Even if the equities are currently available at relatively much lower prices, the Life Insurance Corporation (LIC) of India does not currently have any imminent plans to increase its investment in Adani Group firms.
The Adani Enterprises follow-on public offer (FPO) had received a subscription from the largest domestic institutional investor in India at the higher price band. The stock is currently 40 percent less expensive.
“We are not thinking of doing anything,”speaking to CNBC-TV18, LIC Chairman M. R. Kumar remarked.
The giant insurance company added that it was inappropriate to make a judgement on whether it was necessary to sell its investment in Adani Group equities or take any other action because the stock price had fallen sharply in a short period of time.
“This is too short a period to take a call on whether I have to take a call,”added Kumar.

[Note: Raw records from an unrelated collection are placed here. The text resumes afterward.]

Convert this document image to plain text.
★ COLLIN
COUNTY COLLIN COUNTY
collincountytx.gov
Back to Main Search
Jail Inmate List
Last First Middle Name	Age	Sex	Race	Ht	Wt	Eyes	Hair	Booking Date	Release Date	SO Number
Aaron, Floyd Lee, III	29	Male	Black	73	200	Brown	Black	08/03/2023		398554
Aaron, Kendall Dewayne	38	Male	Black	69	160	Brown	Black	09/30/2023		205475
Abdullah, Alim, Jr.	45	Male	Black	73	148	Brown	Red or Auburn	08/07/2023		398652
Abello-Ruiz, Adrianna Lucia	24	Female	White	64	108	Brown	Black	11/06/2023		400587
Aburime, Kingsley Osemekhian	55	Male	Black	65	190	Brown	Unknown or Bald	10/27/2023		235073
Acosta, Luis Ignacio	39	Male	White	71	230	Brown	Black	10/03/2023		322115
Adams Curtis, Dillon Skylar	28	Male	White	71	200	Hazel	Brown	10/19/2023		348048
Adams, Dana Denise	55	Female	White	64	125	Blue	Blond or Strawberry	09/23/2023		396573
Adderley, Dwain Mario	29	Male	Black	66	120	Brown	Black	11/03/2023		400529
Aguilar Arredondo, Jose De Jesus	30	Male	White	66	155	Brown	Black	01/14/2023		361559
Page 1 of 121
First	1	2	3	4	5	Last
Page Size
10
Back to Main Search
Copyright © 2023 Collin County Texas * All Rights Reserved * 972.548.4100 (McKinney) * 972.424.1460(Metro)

According to information provided by the government in parliament, LIC has invested a total of Rs 30,127 crore in Adani Group enterprises over the past few years. For the time being, its investments are paying off.
Following the harsh assessment by a short seller located in the US, Adani Group stocks have fallen over the past three weeks. This resulted in a string of accusations and denials between the short seller and Adani Group. Additionally, despite the FPO being fully subscribed, the latter had to cancel it due to significant price volatility.
Kumar gave us the reassurance that the downturn in Adani stock prices and the weak market will not have a detrimental impact on the embedded value of LIC.